As previously announced, GenBank and other INSDC members will expand the accession formats used for sequencing projects by the end of this year. We’re introducing these new formats to accommodate the growth of Whole Genome Shotgun (WGS), Transcriptome Shotgun Assembly (TSA), and Targeted Locus Study (TLS) sequencing sequences. More details about those changes are available on NCBI Insights.
You may have to adjust your code and databases to accommodate the new formats’ longer length. In particular, the first line of the flatfile format, referred to as the LOCUS line, includes the “Locus Name” (usually identical to the accession number), which may now grow to as long as 20 characters. See section 3.4.4 of the GenBank release notes for examples of how the LOCUS line might change.
Since 2003, the GenBank release notes have recommended that flatfile parsers use a whitespace-separated tokens approach to accommodate changes like the one described in section 3.4.4. If your flatfile parsers rely solely on position, you may have to make modifications. From our internal testing, it appears BioPython and BioPerl properly handle most of the examples shown in section 3.4.4, and only have issues with the last theoretical examples where the sequence length no longer ends at position 40. We do recommend adjusting code to accommodate those theoretical examples for future-proofing.
Please write to the helpdesk with any questions about the new formats.
GenBank release 227.0 (8/13/2018) has 208,831,050 traditional records including non-bulk-oriented TSA) containing 260,806,936,411 base pairs of sequence data. There are also 665,309,765 WGS records containing 3,204,855,013,281 base pairs of sequence data, 249,295,386 bulk-oriented TSA records containing 225,520,004,678 base pairs of sequence data, and 15,822,538 bulk-oriented TLS records containing 6,077,824,493 base pairs of sequence data.

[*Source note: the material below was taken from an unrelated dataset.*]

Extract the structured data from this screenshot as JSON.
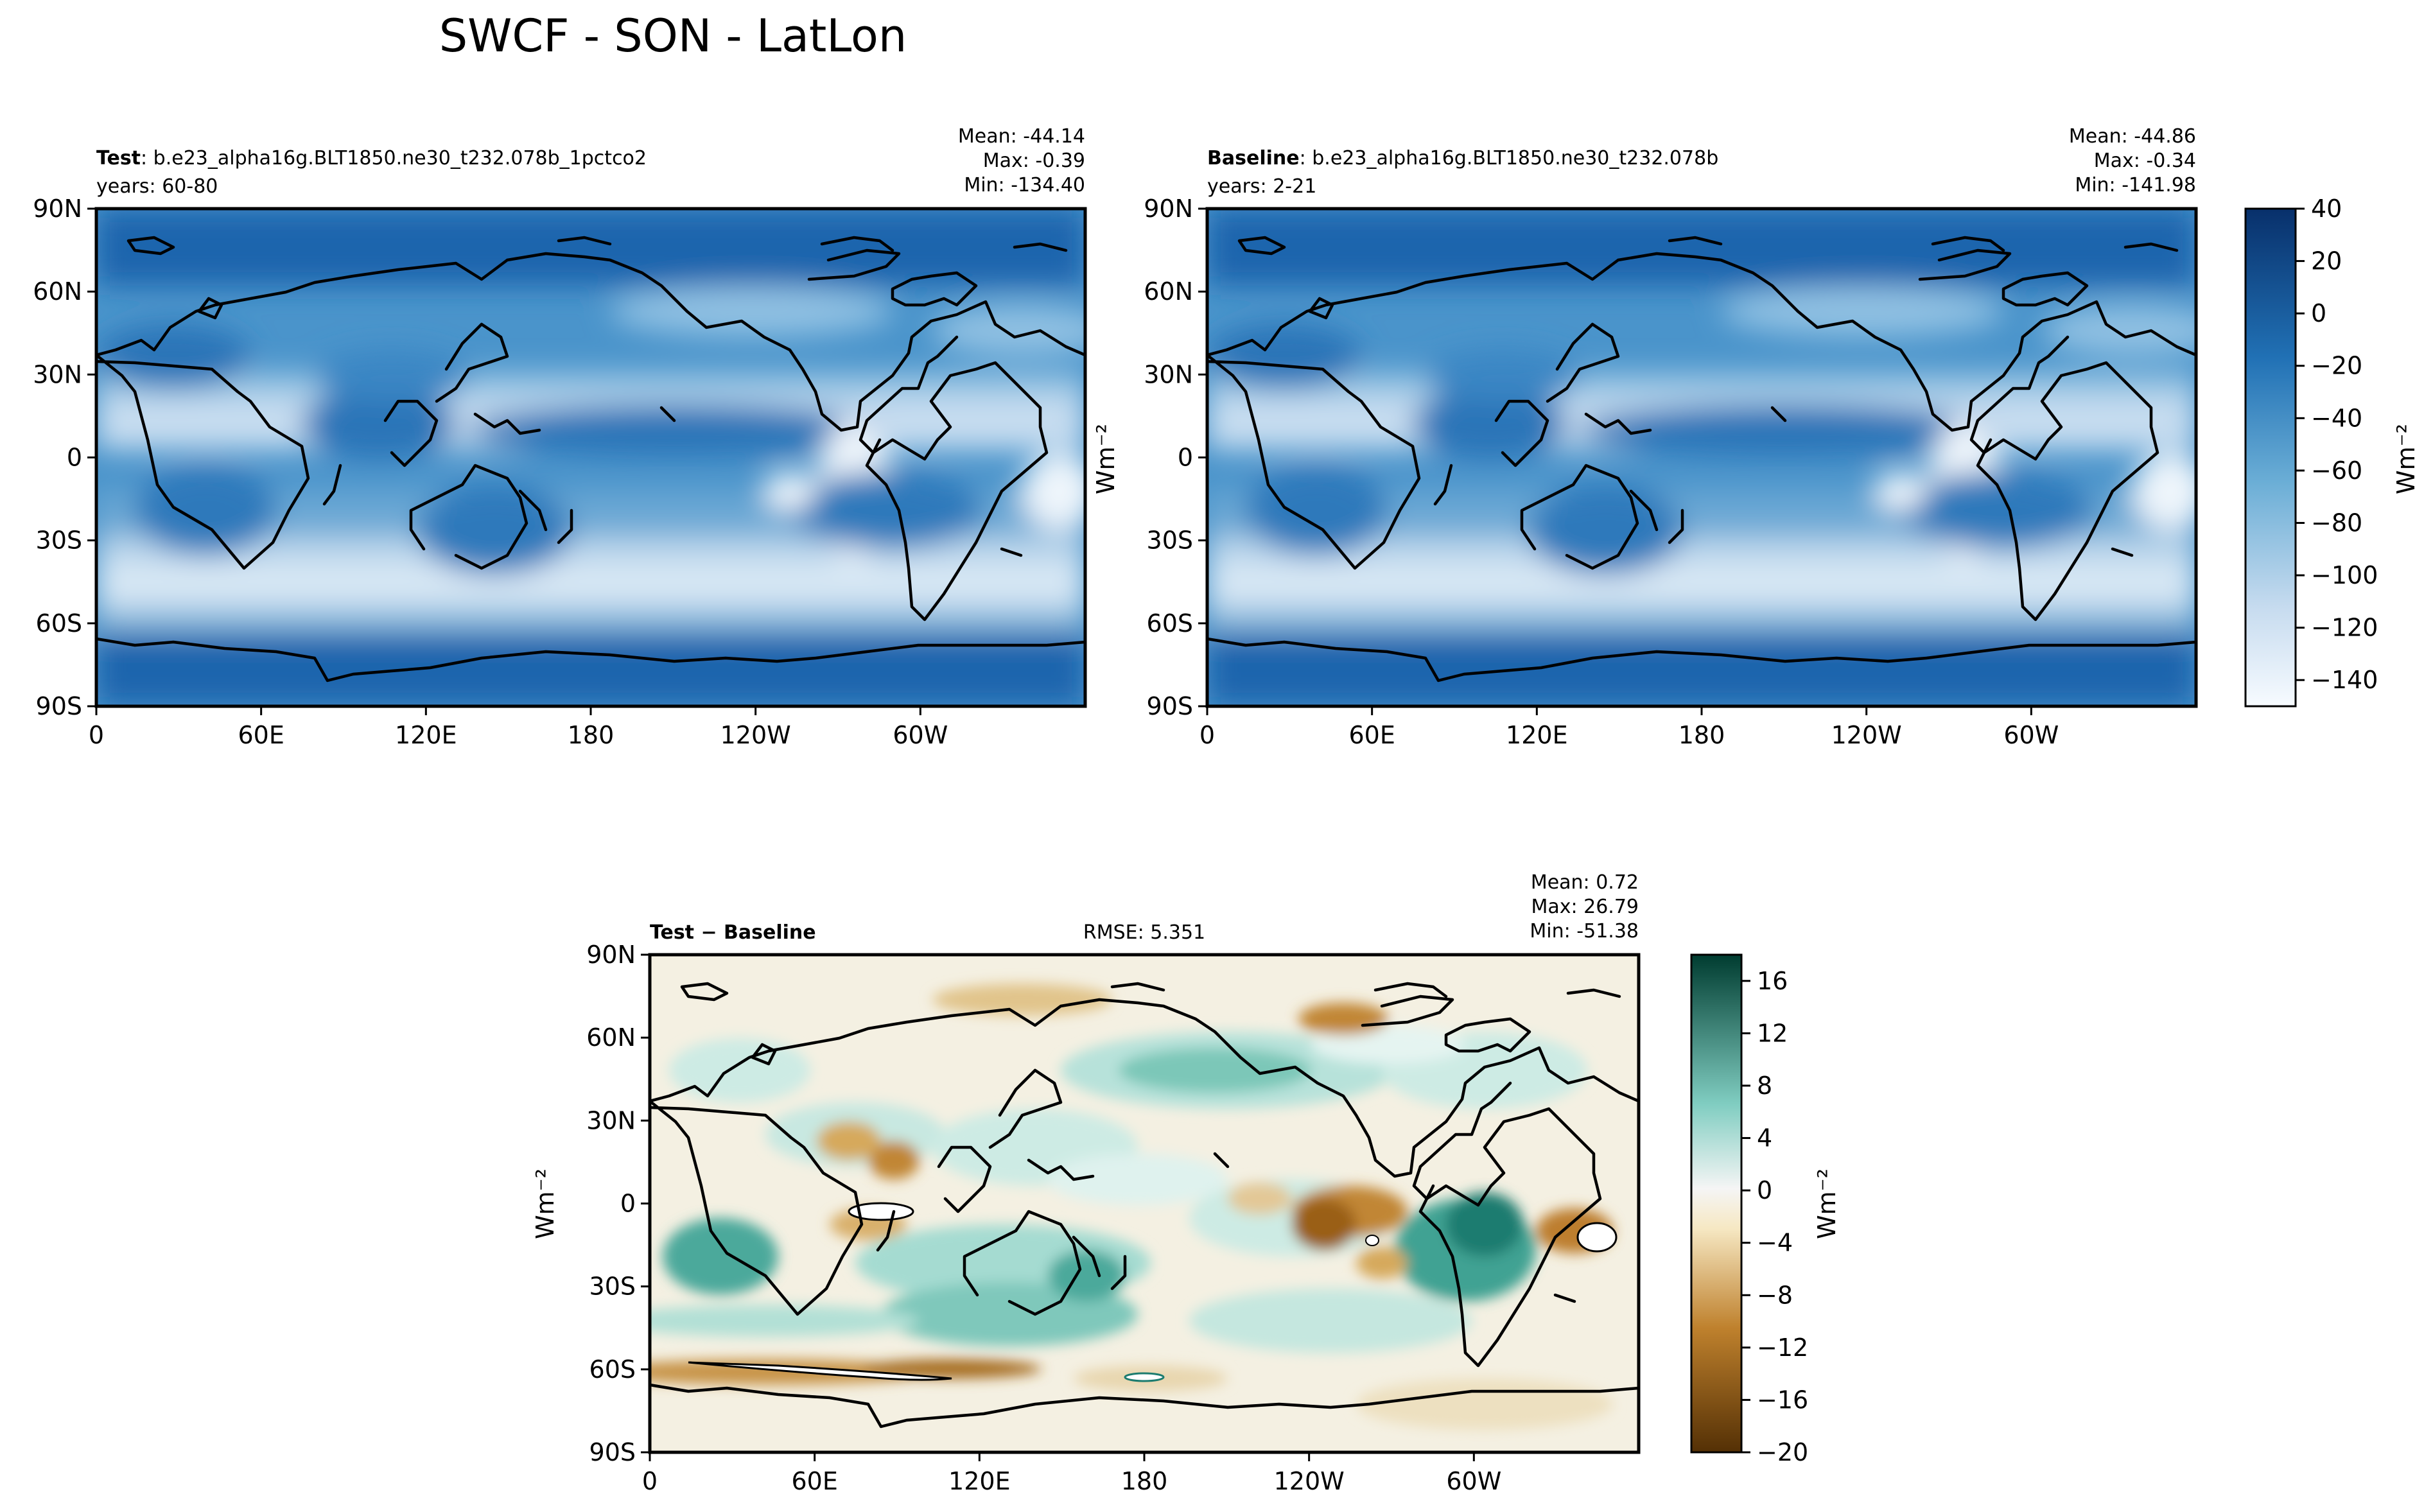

By the end of 2018, GenBank and other INSDC members will expand the accession formats used for sequencing projects. We have assigned almost all the possible accession numbers using the current, shorter formats. Using these longer formats will allow us to expand accession ranges and give us greater capacity.
The expanded format for Whole Genome Shotgun (WGS), Transcriptome Shotgun Assembly (TSA), and Targeted Locus Study (TLS) sequencing projects will use a six-letter Project Code prefix and a two-digit Assembly-Version number followed by 7, 8, or 9 digits (for example, AAAAAA020000001).
Non-WGS/TLS/TSA nucleotide sequences currently use a “2+6” format, two-letter prefix followed by six digits. This format will be expanded to eight digits.
Protein sequences currently use a “3+5” accession format. By the end of 2018, this format will use seven digits.
You will need to adjust any processing methods to accommodate these new identifier formats. Please write to the helpdesk with any questions about the new formats.